There is a common problem for variable-size sliding-window approaches because they are usually based on haplotype data which demands a computationally intensive method to phase the genotype data first. Our method tackled the common disadvantage for variable-size sliding-window approaches by finding the optimal window size using genotype-based method. Therefore our method has the potential to be applied to genome-wide association studies.

To improve our methodology, there is still one thing that needs further consideration, that is, how to choose the values of the parameters k and c₀ , the number of PCs we used and the proportion of the total variability explained by the first k PCs. In this study we set c₀ = 95% and k = 3 . Through intensive simulation studies, we conclude that c₀ = 95% and k = 3 are good choices in most cases. However, it is hard to find optimal values for the two parameters; therefore it should be one of our future steps of this method.
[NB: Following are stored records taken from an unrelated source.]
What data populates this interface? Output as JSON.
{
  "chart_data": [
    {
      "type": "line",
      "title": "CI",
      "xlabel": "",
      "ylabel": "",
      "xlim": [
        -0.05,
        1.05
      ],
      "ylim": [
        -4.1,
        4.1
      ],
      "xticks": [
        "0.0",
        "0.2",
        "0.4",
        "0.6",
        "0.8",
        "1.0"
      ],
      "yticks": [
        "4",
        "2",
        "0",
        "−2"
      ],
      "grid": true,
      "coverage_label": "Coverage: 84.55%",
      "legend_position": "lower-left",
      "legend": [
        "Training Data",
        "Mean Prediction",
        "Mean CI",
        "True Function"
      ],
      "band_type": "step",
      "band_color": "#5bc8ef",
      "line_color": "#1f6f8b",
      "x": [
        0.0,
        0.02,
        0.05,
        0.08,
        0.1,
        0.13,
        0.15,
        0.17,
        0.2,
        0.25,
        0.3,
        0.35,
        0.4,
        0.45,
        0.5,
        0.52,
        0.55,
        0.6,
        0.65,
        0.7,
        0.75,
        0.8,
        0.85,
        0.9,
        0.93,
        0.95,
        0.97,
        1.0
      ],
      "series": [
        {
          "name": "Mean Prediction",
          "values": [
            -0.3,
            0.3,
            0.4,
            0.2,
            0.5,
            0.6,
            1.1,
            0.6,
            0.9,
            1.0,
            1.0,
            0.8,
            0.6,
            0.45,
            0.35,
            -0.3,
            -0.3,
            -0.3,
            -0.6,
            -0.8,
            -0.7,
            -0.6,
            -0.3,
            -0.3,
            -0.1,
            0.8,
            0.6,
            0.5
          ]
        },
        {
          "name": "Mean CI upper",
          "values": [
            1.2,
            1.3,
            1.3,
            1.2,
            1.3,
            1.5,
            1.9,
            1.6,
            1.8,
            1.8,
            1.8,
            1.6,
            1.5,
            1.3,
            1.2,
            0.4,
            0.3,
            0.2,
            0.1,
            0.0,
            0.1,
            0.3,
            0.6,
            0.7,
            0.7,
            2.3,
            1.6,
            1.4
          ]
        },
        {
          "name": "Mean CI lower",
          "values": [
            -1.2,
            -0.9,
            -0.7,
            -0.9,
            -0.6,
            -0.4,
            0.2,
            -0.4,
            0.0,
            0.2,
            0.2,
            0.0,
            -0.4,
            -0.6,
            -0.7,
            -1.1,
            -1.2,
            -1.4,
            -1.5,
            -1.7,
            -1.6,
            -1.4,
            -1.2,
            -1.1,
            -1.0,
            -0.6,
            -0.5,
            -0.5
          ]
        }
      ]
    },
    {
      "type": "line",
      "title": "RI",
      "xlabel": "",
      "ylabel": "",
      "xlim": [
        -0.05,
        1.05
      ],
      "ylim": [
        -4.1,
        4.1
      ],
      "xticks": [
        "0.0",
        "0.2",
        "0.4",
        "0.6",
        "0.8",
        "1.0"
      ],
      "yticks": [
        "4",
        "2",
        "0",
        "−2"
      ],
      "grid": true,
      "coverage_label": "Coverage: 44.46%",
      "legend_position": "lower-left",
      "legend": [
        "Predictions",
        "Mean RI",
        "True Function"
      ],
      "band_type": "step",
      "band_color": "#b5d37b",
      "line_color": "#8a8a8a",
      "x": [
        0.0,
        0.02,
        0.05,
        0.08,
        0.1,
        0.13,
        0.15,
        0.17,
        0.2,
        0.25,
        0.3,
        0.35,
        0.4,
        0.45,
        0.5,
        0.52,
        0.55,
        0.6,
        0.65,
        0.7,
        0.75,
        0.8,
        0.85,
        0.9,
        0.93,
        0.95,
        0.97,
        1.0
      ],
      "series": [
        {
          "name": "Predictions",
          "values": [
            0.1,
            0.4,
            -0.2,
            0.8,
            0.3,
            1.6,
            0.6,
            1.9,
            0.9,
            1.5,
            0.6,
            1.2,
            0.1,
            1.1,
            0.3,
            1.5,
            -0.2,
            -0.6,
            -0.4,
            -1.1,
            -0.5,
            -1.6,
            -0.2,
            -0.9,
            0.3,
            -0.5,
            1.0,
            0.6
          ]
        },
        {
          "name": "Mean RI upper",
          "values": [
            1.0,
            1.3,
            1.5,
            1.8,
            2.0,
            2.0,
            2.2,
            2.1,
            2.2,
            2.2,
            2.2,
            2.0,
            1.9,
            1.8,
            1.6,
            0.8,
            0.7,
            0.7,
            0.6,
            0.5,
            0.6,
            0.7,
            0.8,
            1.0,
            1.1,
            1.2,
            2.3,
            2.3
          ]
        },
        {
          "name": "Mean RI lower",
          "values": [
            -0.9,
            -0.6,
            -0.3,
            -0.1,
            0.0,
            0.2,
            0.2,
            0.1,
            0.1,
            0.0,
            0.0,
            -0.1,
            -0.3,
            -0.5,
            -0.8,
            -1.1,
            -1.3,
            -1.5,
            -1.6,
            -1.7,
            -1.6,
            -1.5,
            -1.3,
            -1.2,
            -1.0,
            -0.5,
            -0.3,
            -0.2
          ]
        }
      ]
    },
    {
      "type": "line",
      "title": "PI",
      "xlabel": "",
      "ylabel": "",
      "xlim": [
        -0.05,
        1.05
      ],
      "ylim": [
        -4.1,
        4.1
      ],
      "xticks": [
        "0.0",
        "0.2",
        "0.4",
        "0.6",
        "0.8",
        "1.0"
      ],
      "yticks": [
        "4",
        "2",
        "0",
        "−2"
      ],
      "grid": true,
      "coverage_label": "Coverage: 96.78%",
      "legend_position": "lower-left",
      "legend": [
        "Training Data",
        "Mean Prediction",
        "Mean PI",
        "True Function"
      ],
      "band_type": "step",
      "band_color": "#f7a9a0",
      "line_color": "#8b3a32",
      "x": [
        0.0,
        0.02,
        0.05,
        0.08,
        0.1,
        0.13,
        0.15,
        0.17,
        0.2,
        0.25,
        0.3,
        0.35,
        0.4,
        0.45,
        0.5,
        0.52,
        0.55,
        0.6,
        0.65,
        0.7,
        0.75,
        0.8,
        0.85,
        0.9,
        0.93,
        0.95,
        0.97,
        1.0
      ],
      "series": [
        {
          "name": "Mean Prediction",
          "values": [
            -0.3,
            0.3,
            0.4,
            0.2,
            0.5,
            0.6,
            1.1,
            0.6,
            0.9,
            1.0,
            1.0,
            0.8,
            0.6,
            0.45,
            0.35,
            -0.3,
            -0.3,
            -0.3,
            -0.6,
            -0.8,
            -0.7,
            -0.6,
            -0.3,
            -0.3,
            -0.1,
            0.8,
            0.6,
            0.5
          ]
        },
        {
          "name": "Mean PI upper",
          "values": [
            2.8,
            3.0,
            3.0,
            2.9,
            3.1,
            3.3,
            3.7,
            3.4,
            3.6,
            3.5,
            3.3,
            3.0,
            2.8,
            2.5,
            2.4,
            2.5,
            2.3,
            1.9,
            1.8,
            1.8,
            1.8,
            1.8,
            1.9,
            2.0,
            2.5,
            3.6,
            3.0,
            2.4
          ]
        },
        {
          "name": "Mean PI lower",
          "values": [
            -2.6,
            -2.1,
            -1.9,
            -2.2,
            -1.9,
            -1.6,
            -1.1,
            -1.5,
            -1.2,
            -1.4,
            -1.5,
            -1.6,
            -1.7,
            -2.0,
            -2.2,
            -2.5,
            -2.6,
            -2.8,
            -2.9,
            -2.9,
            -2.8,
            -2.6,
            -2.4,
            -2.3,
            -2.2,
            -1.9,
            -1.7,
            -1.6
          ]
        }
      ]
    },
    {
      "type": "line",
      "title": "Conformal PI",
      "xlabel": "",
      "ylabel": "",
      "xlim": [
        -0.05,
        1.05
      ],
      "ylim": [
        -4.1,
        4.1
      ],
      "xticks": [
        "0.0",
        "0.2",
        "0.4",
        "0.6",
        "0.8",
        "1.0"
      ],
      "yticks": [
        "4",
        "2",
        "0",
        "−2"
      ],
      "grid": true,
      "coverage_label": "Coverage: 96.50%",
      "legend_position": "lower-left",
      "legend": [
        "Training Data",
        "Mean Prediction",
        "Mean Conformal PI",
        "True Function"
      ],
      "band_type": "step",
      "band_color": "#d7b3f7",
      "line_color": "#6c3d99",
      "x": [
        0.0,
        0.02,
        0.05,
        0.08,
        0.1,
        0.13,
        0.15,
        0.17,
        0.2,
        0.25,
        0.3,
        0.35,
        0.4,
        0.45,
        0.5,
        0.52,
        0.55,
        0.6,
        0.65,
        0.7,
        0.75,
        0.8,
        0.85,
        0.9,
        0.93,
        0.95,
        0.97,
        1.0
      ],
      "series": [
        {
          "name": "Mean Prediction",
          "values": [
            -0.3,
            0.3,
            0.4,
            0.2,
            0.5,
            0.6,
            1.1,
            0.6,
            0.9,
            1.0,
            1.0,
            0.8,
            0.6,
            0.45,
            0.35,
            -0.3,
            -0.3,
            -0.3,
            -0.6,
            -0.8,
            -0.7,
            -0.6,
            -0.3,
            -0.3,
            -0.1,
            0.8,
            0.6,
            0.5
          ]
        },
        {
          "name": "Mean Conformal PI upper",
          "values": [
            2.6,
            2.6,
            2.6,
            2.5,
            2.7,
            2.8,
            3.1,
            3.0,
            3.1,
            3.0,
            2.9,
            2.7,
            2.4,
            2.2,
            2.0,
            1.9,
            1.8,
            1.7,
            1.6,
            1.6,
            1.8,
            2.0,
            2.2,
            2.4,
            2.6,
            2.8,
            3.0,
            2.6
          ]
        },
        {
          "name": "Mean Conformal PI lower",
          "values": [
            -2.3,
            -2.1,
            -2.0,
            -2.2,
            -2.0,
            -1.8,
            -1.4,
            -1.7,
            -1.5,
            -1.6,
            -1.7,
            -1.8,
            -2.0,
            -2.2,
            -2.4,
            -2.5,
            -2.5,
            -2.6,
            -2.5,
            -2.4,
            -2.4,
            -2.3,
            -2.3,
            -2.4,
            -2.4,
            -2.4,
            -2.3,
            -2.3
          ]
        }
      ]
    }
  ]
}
In our simulation studies, the disease-related SNPs are not removed from the genotype data before analysis. In this case, it seems that the single-marker analysis should give the best results. However, even if the disease-related SNPs are kept in the genotype data, several studies have shown that multiple-marker methods may be more powerful than the single-marker analysis (Zhao et al. 2000; Zhang et al. 2003). Following example may explain partially why multiple-marker methods can be more powerful. Consider a case-control study with 1000 cases and 1000 controls. Suppose that the frequencies of the disease allele in cases and controls are 0.2 and 0.15, respectively. Then, the p-value of the allelic chi-square test is 3.2×10⁻³ . Consider five markers around the disease locus (include the disease locus) and assume that a mutation occurred at haplotype 11111 many years ago. The frequency of haplotype 11111 in cases should be higher than that in controls. Suppose frequencies of haplotype 11111 in cases and controls are 0.05 and 0.00, respectively. Then, the p-value of the allelic chi-square test to test association of haplotype 11111 (haplotype 11111 as one allele and all other haplotypes as another allele) is 8.0×10⁻¹³ and the p-value after adjustment for multiple testing (at most 32 haplotypes) is 2.56×10⁻¹¹ . This example shows that disease-marker association may not be detectable as first-order association between a single marker and the disease locus but may be detected by extended marker haplotypes.

In summary, it is shown that the proposed method is simpler, faster and more powerful than the recently developed method—Browning’s variable-length Markov chain method. The computational efficiency and power compared to its peers make our method an attractive choice in detecting disease associated SNP(s) in genome-wide association studies.